Mlayes sharpened his already strong interest in engineering while attending high school in a small town outside of Milan, Italy. After researching engineering programs in the U.S., he picked the University of North Carolina at Charlotte as the place to grow his interest into a career.
Mlayes first connected with Duke Energy at a campus career fair. He was so intrigued by the company’s co-op/internship program that he applied – and landed a spot.
In 2021, he joined Duke Energy as a full-time engineer and moved to Raleigh where he lives and works today.
“My co-op set me up for success in the real world,” Mlayes said. “I got to work on a deenergized substation, learn PPE protocols, and so much more. I also got to network with mentors and discern if Duke Energy was the right fit for me. It absolutely was.”
It’s the kind of positive outcome Hannah Castor loves to hear. A senior manager at Duke Energy, Castor is on a talent acquisition team that leads the company’s internship recruiting strategy.

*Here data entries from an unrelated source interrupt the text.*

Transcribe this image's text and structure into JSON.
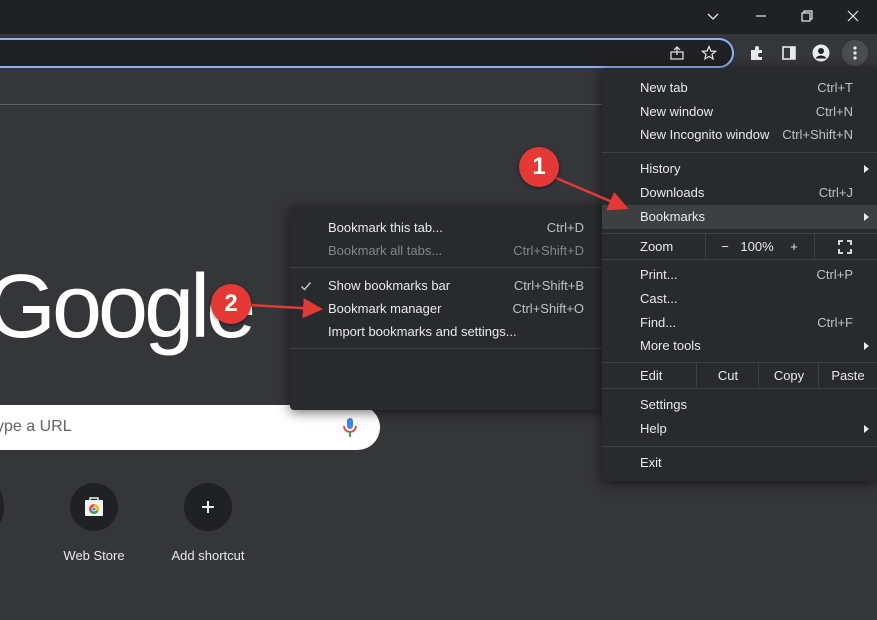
{
  "chrome": {
    "window_buttons": [
      "chevron-down-icon",
      "minimize-icon",
      "restore-icon",
      "close-icon"
    ],
    "toolbar_icons": [
      "share-icon",
      "star-icon",
      "puzzle-icon",
      "side-panel-icon",
      "profile-icon",
      "kebab-icon"
    ]
  },
  "ntp": {
    "logo": "Google",
    "search_placeholder": "ype a URL",
    "shortcuts": [
      {
        "label": "Web Store",
        "icon": "web-store-icon"
      },
      {
        "label": "Add shortcut",
        "icon": "plus-icon"
      }
    ]
  },
  "main_menu": {
    "new_tab": {
      "label": "New tab",
      "shortcut": "Ctrl+T"
    },
    "new_window": {
      "label": "New window",
      "shortcut": "Ctrl+N"
    },
    "new_incognito": {
      "label": "New Incognito window",
      "shortcut": "Ctrl+Shift+N"
    },
    "history": {
      "label": "History"
    },
    "downloads": {
      "label": "Downloads",
      "shortcut": "Ctrl+J"
    },
    "bookmarks": {
      "label": "Bookmarks"
    },
    "zoom": {
      "label": "Zoom",
      "minus": "−",
      "value": "100%",
      "plus": "+"
    },
    "print": {
      "label": "Print...",
      "shortcut": "Ctrl+P"
    },
    "cast": {
      "label": "Cast..."
    },
    "find": {
      "label": "Find...",
      "shortcut": "Ctrl+F"
    },
    "more_tools": {
      "label": "More tools"
    },
    "edit": {
      "label": "Edit",
      "cut": "Cut",
      "copy": "Copy",
      "paste": "Paste"
    },
    "settings": {
      "label": "Settings"
    },
    "help": {
      "label": "Help"
    },
    "exit": {
      "label": "Exit"
    }
  },
  "bookmarks_menu": {
    "bookmark_tab": {
      "label": "Bookmark this tab...",
      "shortcut": "Ctrl+D"
    },
    "bookmark_all": {
      "label": "Bookmark all tabs...",
      "shortcut": "Ctrl+Shift+D"
    },
    "show_bar": {
      "label": "Show bookmarks bar",
      "shortcut": "Ctrl+Shift+B",
      "checked": true
    },
    "manager": {
      "label": "Bookmark manager",
      "shortcut": "Ctrl+Shift+O"
    },
    "import": {
      "label": "Import bookmarks and settings..."
    }
  },
  "annotations": {
    "badge1": "1",
    "badge2": "2",
    "accent": "#e53935"
  }
}
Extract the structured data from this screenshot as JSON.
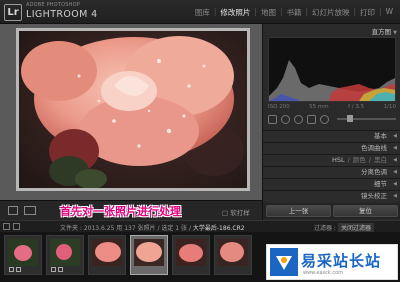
{
  "app": {
    "logo_letters": "Lr",
    "brand_small": "ADOBE PHOTOSHOP",
    "brand_name": "LIGHTROOM 4"
  },
  "modules": [
    {
      "label": "图库",
      "active": false
    },
    {
      "label": "修改照片",
      "active": true
    },
    {
      "label": "地图",
      "active": false
    },
    {
      "label": "书籍",
      "active": false
    },
    {
      "label": "幻灯片放映",
      "active": false
    },
    {
      "label": "打印",
      "active": false
    },
    {
      "label": "W",
      "active": false
    }
  ],
  "right_panel": {
    "histogram_title": "直方图",
    "hist_info": [
      "ISO 200",
      "55 mm",
      "f / 3.5",
      "1/10"
    ],
    "sections": [
      "基本",
      "色调曲线"
    ],
    "hsl": {
      "a": "HSL",
      "b": "颜色",
      "c": "黑白"
    },
    "sections2": [
      "分离色调",
      "细节",
      "镜头校正"
    ],
    "buttons": {
      "previous": "上一张",
      "reset": "复位"
    }
  },
  "toolbar": {
    "caption": "首先对一张照片进行处理",
    "softproof": "□ 软打样"
  },
  "filmstrip_bar": {
    "source": "文件夹 : 2013.6.25 用",
    "count": "137 张照片 / 选定 1 张 /",
    "filename": "大学最后-186.CR2",
    "filter_label": "过滤器 :",
    "filter_value": "关闭过滤器"
  },
  "watermark": {
    "text": "易采站长站",
    "url": "www.easck.com"
  },
  "colors": {
    "caption": "#e3007f",
    "watermark_blue": "#1a66c2"
  }
}
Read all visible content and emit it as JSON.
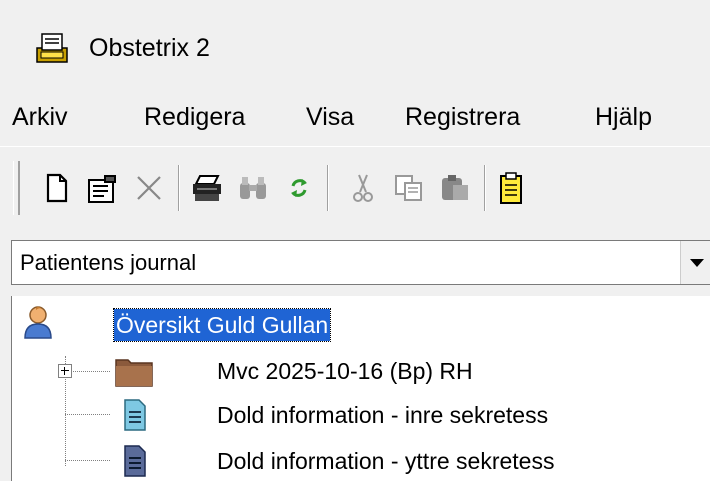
{
  "window": {
    "title": "Obstetrix 2"
  },
  "menu": [
    "Arkiv",
    "Redigera",
    "Visa",
    "Registrera",
    "Hjälp"
  ],
  "toolbar": {
    "buttons": [
      {
        "name": "new-document-icon"
      },
      {
        "name": "properties-icon"
      },
      {
        "name": "delete-icon"
      },
      {
        "name": "print-icon"
      },
      {
        "name": "find-icon"
      },
      {
        "name": "refresh-icon"
      },
      {
        "name": "cut-icon"
      },
      {
        "name": "copy-icon"
      },
      {
        "name": "paste-icon"
      },
      {
        "name": "clipboard-icon"
      }
    ]
  },
  "journal_select": {
    "value": "Patientens journal"
  },
  "tree": {
    "root": {
      "label": "Översikt Guld Gullan",
      "icon": "person-icon"
    },
    "children": [
      {
        "label": "Mvc 2025-10-16 (Bp)  RH",
        "icon": "folder-icon",
        "expandable": true
      },
      {
        "label": "Dold information - inre sekretess",
        "icon": "document-light-icon"
      },
      {
        "label": "Dold information - yttre sekretess",
        "icon": "document-dark-icon"
      }
    ]
  },
  "colors": {
    "selection": "#1f64d4",
    "folder": "#8b5a3c",
    "doc_light": "#7ec8e3",
    "doc_dark": "#5a6b9a"
  }
}
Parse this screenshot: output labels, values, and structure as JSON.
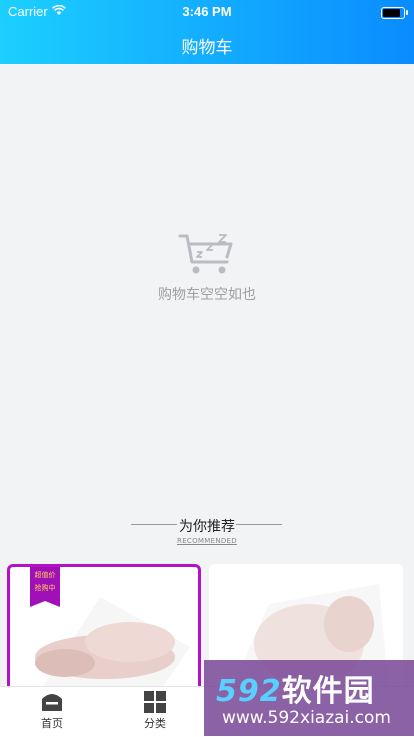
{
  "status": {
    "carrier": "Carrier",
    "time": "3:46 PM"
  },
  "header": {
    "title": "购物车"
  },
  "empty_state": {
    "icon": "empty-cart-sleeping-icon",
    "message": "购物车空空如也"
  },
  "recommend": {
    "title": "为你推荐",
    "subtitle": "RECOMMENDED"
  },
  "products": [
    {
      "image": "duck-product",
      "badge": [
        "超值价",
        "抢购中"
      ]
    },
    {
      "image": "duck-product",
      "badge": []
    }
  ],
  "tabs": [
    {
      "label": "首页",
      "icon": "home-icon"
    },
    {
      "label": "分类",
      "icon": "grid-icon"
    }
  ],
  "watermark": {
    "brand_num": "592",
    "brand_text": "软件园",
    "url": "www.592xiazai.com"
  },
  "colors": {
    "header_start": "#1ccfff",
    "header_end": "#0a8cff",
    "badge": "#a00fb7",
    "bg": "#f2f3f5"
  }
}
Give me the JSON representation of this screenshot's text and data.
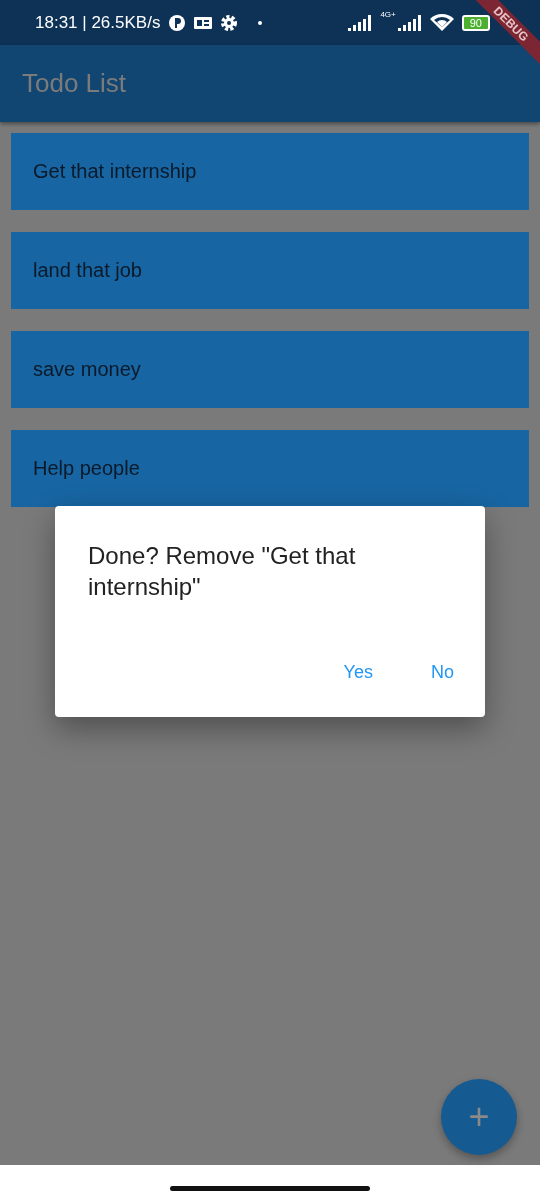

The goal, she said, is to build a talent pool that is highly skilled, diverse, and ready to be a part of the company’s clean energy future.
Duke Energy, named to Fortune’s 2023 “World’s Most Admired Companies” list, is seeking interns for summer 2024.
Paid internships are open to college students pursuing degrees or careers in civil, mechanical, industrial and environmental engineering, as well as engineering tech, information technology (IT), project management, project controls, business, operations, cybersecurity, computer science, MBA and more.
Any student who is interested should text INTERN2024 to 71729 for more information.
“We want these students to get excited about the work we’re doing and see how they can fit into it,” Castor said. “We hope they’ll walk away from these interactions with a clear understanding that Duke Energy is a place they are welcome and can grow for years to come.”
Castor would know better than most. She interned at the company three of four years at NC State. After graduation, she signed on as a full-time employee. A decade later, she’s held roles in nuclear, transmission and now talent acquisition.
“I would not be where I am today without those internship years,” Castor said. “It was a very nurturing environment where I learned how to function in the corporate world, like the importance of relationships, collaboration and being creative.”
Mlayes said he couldn’t agree more.
“Don’t be afraid to take the opportunity,” he said. “Duke Energy changed my life. You never know how it will change yours.”